Problem: Find the greatest 4-digit number which when divided by 12, 18, 36, and 54 leaves a remainder of 8 in each case.

Solution:

To solve this problem, we need to find a number that satisfies the following conditions:
- The number is greater than or equal to 1000 and less than or equal to 9999.
- When the number is divided by 12, 18, 36, and 54, it leaves a remainder of 8 in each case.

We can solve this problem using the Chinese Remainder Theorem (CRT).

Step 1: Find the LCM of 12, 18, 36, and 54.

LCM(12, 18, 36, 54) = 324

Step 2: Express the conditions in terms of the LCM.

Let N be the number we are looking for.

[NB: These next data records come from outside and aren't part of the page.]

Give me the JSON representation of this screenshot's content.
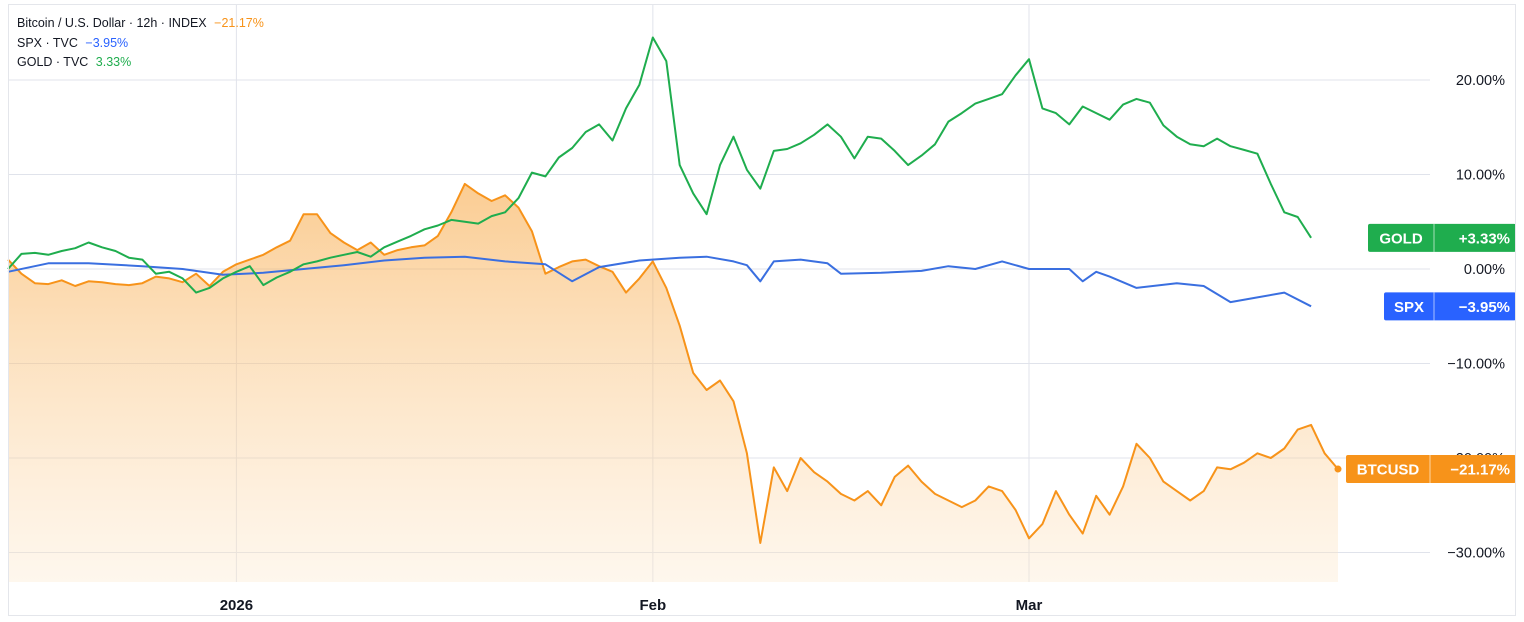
{
  "legend": [
    {
      "label": "Bitcoin / U.S. Dollar · 12h · INDEX",
      "value": "−21.17%",
      "color": "#f7931a"
    },
    {
      "label": "SPX · TVC",
      "value": "−3.95%",
      "color": "#2962ff"
    },
    {
      "label": "GOLD · TVC",
      "value": "3.33%",
      "color": "#1fad4e"
    }
  ],
  "chart_data": {
    "type": "line",
    "y_unit": "%",
    "ylim": [
      -32,
      29
    ],
    "y_ticks": [
      20,
      10,
      0,
      -10,
      -20,
      -30
    ],
    "y_tick_labels": [
      "20.00%",
      "10.00%",
      "0.00%",
      "−10.00%",
      "−20.00%",
      "−30.00%"
    ],
    "x_range": [
      "2025-12-15",
      "2026-03-24"
    ],
    "x_ticks": [
      {
        "date": "2026-01-01",
        "label": "2026"
      },
      {
        "date": "2026-02-01",
        "label": "Feb"
      },
      {
        "date": "2026-03-01",
        "label": "Mar"
      }
    ],
    "grid": true,
    "series": [
      {
        "name": "GOLD",
        "color": "#1fad4e",
        "badge": "GOLD",
        "badge_value": "+3.33%",
        "points": [
          [
            "2025-12-15",
            0.0
          ],
          [
            "2025-12-16",
            1.6
          ],
          [
            "2025-12-17",
            1.7
          ],
          [
            "2025-12-18",
            1.5
          ],
          [
            "2025-12-19",
            1.9
          ],
          [
            "2025-12-20",
            2.2
          ],
          [
            "2025-12-21",
            2.8
          ],
          [
            "2025-12-22",
            2.3
          ],
          [
            "2025-12-23",
            1.9
          ],
          [
            "2025-12-24",
            1.2
          ],
          [
            "2025-12-25",
            1.0
          ],
          [
            "2025-12-26",
            -0.5
          ],
          [
            "2025-12-27",
            -0.3
          ],
          [
            "2025-12-28",
            -1.0
          ],
          [
            "2025-12-29",
            -2.5
          ],
          [
            "2025-12-30",
            -2.0
          ],
          [
            "2025-12-31",
            -1.0
          ],
          [
            "2026-01-01",
            -0.3
          ],
          [
            "2026-01-02",
            0.3
          ],
          [
            "2026-01-03",
            -1.7
          ],
          [
            "2026-01-04",
            -0.9
          ],
          [
            "2026-01-05",
            -0.3
          ],
          [
            "2026-01-06",
            0.5
          ],
          [
            "2026-01-07",
            0.8
          ],
          [
            "2026-01-08",
            1.2
          ],
          [
            "2026-01-09",
            1.5
          ],
          [
            "2026-01-10",
            1.8
          ],
          [
            "2026-01-11",
            1.3
          ],
          [
            "2026-01-12",
            2.3
          ],
          [
            "2026-01-13",
            2.9
          ],
          [
            "2026-01-14",
            3.5
          ],
          [
            "2026-01-15",
            4.2
          ],
          [
            "2026-01-16",
            4.6
          ],
          [
            "2026-01-17",
            5.2
          ],
          [
            "2026-01-18",
            5.0
          ],
          [
            "2026-01-19",
            4.8
          ],
          [
            "2026-01-20",
            5.6
          ],
          [
            "2026-01-21",
            6.0
          ],
          [
            "2026-01-22",
            7.5
          ],
          [
            "2026-01-23",
            10.2
          ],
          [
            "2026-01-24",
            9.8
          ],
          [
            "2026-01-25",
            11.8
          ],
          [
            "2026-01-26",
            12.8
          ],
          [
            "2026-01-27",
            14.5
          ],
          [
            "2026-01-28",
            15.3
          ],
          [
            "2026-01-29",
            13.6
          ],
          [
            "2026-01-30",
            17.0
          ],
          [
            "2026-01-31",
            19.5
          ],
          [
            "2026-02-01",
            24.5
          ],
          [
            "2026-02-02",
            22.0
          ],
          [
            "2026-02-03",
            11.0
          ],
          [
            "2026-02-04",
            8.0
          ],
          [
            "2026-02-05",
            5.8
          ],
          [
            "2026-02-06",
            11.0
          ],
          [
            "2026-02-07",
            14.0
          ],
          [
            "2026-02-08",
            10.5
          ],
          [
            "2026-02-09",
            8.5
          ],
          [
            "2026-02-10",
            12.5
          ],
          [
            "2026-02-11",
            12.7
          ],
          [
            "2026-02-12",
            13.3
          ],
          [
            "2026-02-13",
            14.2
          ],
          [
            "2026-02-14",
            15.3
          ],
          [
            "2026-02-15",
            14.0
          ],
          [
            "2026-02-16",
            11.7
          ],
          [
            "2026-02-17",
            14.0
          ],
          [
            "2026-02-18",
            13.8
          ],
          [
            "2026-02-19",
            12.5
          ],
          [
            "2026-02-20",
            11.0
          ],
          [
            "2026-02-21",
            12.0
          ],
          [
            "2026-02-22",
            13.2
          ],
          [
            "2026-02-23",
            15.6
          ],
          [
            "2026-02-24",
            16.5
          ],
          [
            "2026-02-25",
            17.5
          ],
          [
            "2026-02-26",
            18.0
          ],
          [
            "2026-02-27",
            18.5
          ],
          [
            "2026-02-28",
            20.5
          ],
          [
            "2026-03-01",
            22.2
          ],
          [
            "2026-03-02",
            17.0
          ],
          [
            "2026-03-03",
            16.5
          ],
          [
            "2026-03-04",
            15.3
          ],
          [
            "2026-03-05",
            17.2
          ],
          [
            "2026-03-06",
            16.5
          ],
          [
            "2026-03-07",
            15.8
          ],
          [
            "2026-03-08",
            17.4
          ],
          [
            "2026-03-09",
            18.0
          ],
          [
            "2026-03-10",
            17.6
          ],
          [
            "2026-03-11",
            15.2
          ],
          [
            "2026-03-12",
            14.0
          ],
          [
            "2026-03-13",
            13.2
          ],
          [
            "2026-03-14",
            13.0
          ],
          [
            "2026-03-15",
            13.8
          ],
          [
            "2026-03-16",
            13.0
          ],
          [
            "2026-03-17",
            12.6
          ],
          [
            "2026-03-18",
            12.2
          ],
          [
            "2026-03-19",
            9.0
          ],
          [
            "2026-03-20",
            6.0
          ],
          [
            "2026-03-21",
            5.5
          ],
          [
            "2026-03-22",
            3.3
          ]
        ]
      },
      {
        "name": "SPX",
        "color": "#3a6fe0",
        "badge": "SPX",
        "badge_value": "−3.95%",
        "points": [
          [
            "2025-12-15",
            -0.3
          ],
          [
            "2025-12-18",
            0.6
          ],
          [
            "2025-12-21",
            0.6
          ],
          [
            "2025-12-25",
            0.3
          ],
          [
            "2025-12-28",
            0.0
          ],
          [
            "2025-12-31",
            -0.6
          ],
          [
            "2026-01-03",
            -0.4
          ],
          [
            "2026-01-06",
            0.0
          ],
          [
            "2026-01-09",
            0.4
          ],
          [
            "2026-01-12",
            0.9
          ],
          [
            "2026-01-15",
            1.2
          ],
          [
            "2026-01-18",
            1.3
          ],
          [
            "2026-01-21",
            0.8
          ],
          [
            "2026-01-24",
            0.5
          ],
          [
            "2026-01-26",
            -1.3
          ],
          [
            "2026-01-28",
            0.2
          ],
          [
            "2026-01-31",
            0.9
          ],
          [
            "2026-02-03",
            1.2
          ],
          [
            "2026-02-05",
            1.3
          ],
          [
            "2026-02-07",
            0.8
          ],
          [
            "2026-02-08",
            0.4
          ],
          [
            "2026-02-09",
            -1.3
          ],
          [
            "2026-02-10",
            0.8
          ],
          [
            "2026-02-12",
            1.0
          ],
          [
            "2026-02-14",
            0.6
          ],
          [
            "2026-02-15",
            -0.5
          ],
          [
            "2026-02-18",
            -0.4
          ],
          [
            "2026-02-21",
            -0.2
          ],
          [
            "2026-02-23",
            0.3
          ],
          [
            "2026-02-25",
            0.0
          ],
          [
            "2026-02-27",
            0.8
          ],
          [
            "2026-03-01",
            0.0
          ],
          [
            "2026-03-04",
            0.0
          ],
          [
            "2026-03-05",
            -1.3
          ],
          [
            "2026-03-06",
            -0.3
          ],
          [
            "2026-03-07",
            -0.8
          ],
          [
            "2026-03-09",
            -2.0
          ],
          [
            "2026-03-12",
            -1.5
          ],
          [
            "2026-03-14",
            -1.8
          ],
          [
            "2026-03-16",
            -3.5
          ],
          [
            "2026-03-18",
            -3.0
          ],
          [
            "2026-03-20",
            -2.5
          ],
          [
            "2026-03-22",
            -3.95
          ]
        ]
      },
      {
        "name": "BTCUSD",
        "color": "#f7931a",
        "badge": "BTCUSD",
        "badge_value": "−21.17%",
        "points": [
          [
            "2025-12-15",
            1.0
          ],
          [
            "2025-12-16",
            -0.5
          ],
          [
            "2025-12-17",
            -1.5
          ],
          [
            "2025-12-18",
            -1.6
          ],
          [
            "2025-12-19",
            -1.2
          ],
          [
            "2025-12-20",
            -1.8
          ],
          [
            "2025-12-21",
            -1.3
          ],
          [
            "2025-12-22",
            -1.4
          ],
          [
            "2025-12-23",
            -1.6
          ],
          [
            "2025-12-24",
            -1.7
          ],
          [
            "2025-12-25",
            -1.5
          ],
          [
            "2025-12-26",
            -0.8
          ],
          [
            "2025-12-27",
            -1.0
          ],
          [
            "2025-12-28",
            -1.4
          ],
          [
            "2025-12-29",
            -0.5
          ],
          [
            "2025-12-30",
            -1.8
          ],
          [
            "2025-12-31",
            -0.3
          ],
          [
            "2026-01-01",
            0.5
          ],
          [
            "2026-01-02",
            1.0
          ],
          [
            "2026-01-03",
            1.5
          ],
          [
            "2026-01-04",
            2.3
          ],
          [
            "2026-01-05",
            3.0
          ],
          [
            "2026-01-06",
            5.8
          ],
          [
            "2026-01-07",
            5.8
          ],
          [
            "2026-01-08",
            3.8
          ],
          [
            "2026-01-09",
            2.8
          ],
          [
            "2026-01-10",
            2.0
          ],
          [
            "2026-01-11",
            2.8
          ],
          [
            "2026-01-12",
            1.5
          ],
          [
            "2026-01-13",
            2.0
          ],
          [
            "2026-01-14",
            2.3
          ],
          [
            "2026-01-15",
            2.5
          ],
          [
            "2026-01-16",
            3.5
          ],
          [
            "2026-01-17",
            6.0
          ],
          [
            "2026-01-18",
            9.0
          ],
          [
            "2026-01-19",
            8.0
          ],
          [
            "2026-01-20",
            7.2
          ],
          [
            "2026-01-21",
            7.8
          ],
          [
            "2026-01-22",
            6.5
          ],
          [
            "2026-01-23",
            4.0
          ],
          [
            "2026-01-24",
            -0.5
          ],
          [
            "2026-01-25",
            0.2
          ],
          [
            "2026-01-26",
            0.8
          ],
          [
            "2026-01-27",
            1.0
          ],
          [
            "2026-01-28",
            0.3
          ],
          [
            "2026-01-29",
            -0.3
          ],
          [
            "2026-01-30",
            -2.5
          ],
          [
            "2026-01-31",
            -1.0
          ],
          [
            "2026-02-01",
            0.8
          ],
          [
            "2026-02-02",
            -2.0
          ],
          [
            "2026-02-03",
            -6.0
          ],
          [
            "2026-02-04",
            -11.0
          ],
          [
            "2026-02-05",
            -12.8
          ],
          [
            "2026-02-06",
            -11.8
          ],
          [
            "2026-02-07",
            -14.0
          ],
          [
            "2026-02-08",
            -19.5
          ],
          [
            "2026-02-09",
            -29.0
          ],
          [
            "2026-02-10",
            -21.0
          ],
          [
            "2026-02-11",
            -23.5
          ],
          [
            "2026-02-12",
            -20.0
          ],
          [
            "2026-02-13",
            -21.5
          ],
          [
            "2026-02-14",
            -22.5
          ],
          [
            "2026-02-15",
            -23.8
          ],
          [
            "2026-02-16",
            -24.5
          ],
          [
            "2026-02-17",
            -23.5
          ],
          [
            "2026-02-18",
            -25.0
          ],
          [
            "2026-02-19",
            -22.0
          ],
          [
            "2026-02-20",
            -20.8
          ],
          [
            "2026-02-21",
            -22.5
          ],
          [
            "2026-02-22",
            -23.8
          ],
          [
            "2026-02-23",
            -24.5
          ],
          [
            "2026-02-24",
            -25.2
          ],
          [
            "2026-02-25",
            -24.5
          ],
          [
            "2026-02-26",
            -23.0
          ],
          [
            "2026-02-27",
            -23.5
          ],
          [
            "2026-02-28",
            -25.5
          ],
          [
            "2026-03-01",
            -28.5
          ],
          [
            "2026-03-02",
            -27.0
          ],
          [
            "2026-03-03",
            -23.5
          ],
          [
            "2026-03-04",
            -26.0
          ],
          [
            "2026-03-05",
            -28.0
          ],
          [
            "2026-03-06",
            -24.0
          ],
          [
            "2026-03-07",
            -26.0
          ],
          [
            "2026-03-08",
            -23.0
          ],
          [
            "2026-03-09",
            -18.5
          ],
          [
            "2026-03-10",
            -20.0
          ],
          [
            "2026-03-11",
            -22.5
          ],
          [
            "2026-03-12",
            -23.5
          ],
          [
            "2026-03-13",
            -24.5
          ],
          [
            "2026-03-14",
            -23.5
          ],
          [
            "2026-03-15",
            -21.0
          ],
          [
            "2026-03-16",
            -21.2
          ],
          [
            "2026-03-17",
            -20.5
          ],
          [
            "2026-03-18",
            -19.5
          ],
          [
            "2026-03-19",
            -20.0
          ],
          [
            "2026-03-20",
            -19.0
          ],
          [
            "2026-03-21",
            -17.0
          ],
          [
            "2026-03-22",
            -16.5
          ],
          [
            "2026-03-23",
            -19.5
          ],
          [
            "2026-03-24",
            -21.17
          ]
        ]
      }
    ]
  }
}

Then, we can write:

N ≡ 8 (mod 12)
N ≡ 8 (mod 18)
N ≡ 8 (mod 36)
N ≡ 8 (mod 54)

Using the LCM, we can rewrite these conditions as follows:

N ≡ 8 (mod 324)

Step 3: Find the largest number that satisfies the conditions.

To find the largest number that satisfies the conditions, we need to subtract 8 from the LCM and check if the result is less than or equal to 9999.

324 - 8 = 316

So, we need to check if 316 is less than or equal to 9999.

Since 316 is less than 1000, we need to add the LCM to it until we get a number that is greater than or equal to 1000.

316 + 324 = 640
640 + 324 = 964
964 + 324 = 1288

Now, we need to check if 1288 satisfies the conditions.

1288 ≡ 8 (mod 12)
1288 ≡ 8 (mod 18)
1288 ≡ 8 (mod 36)
1288 ≡ 8 (mod 54)

So, 1288 is the largest 4-digit number that satisfies the conditions.

Answer: The greatest 4-digit number that when divided by 12, 18, 36, and 54 leaves a remainder of 8 in each case is 1288.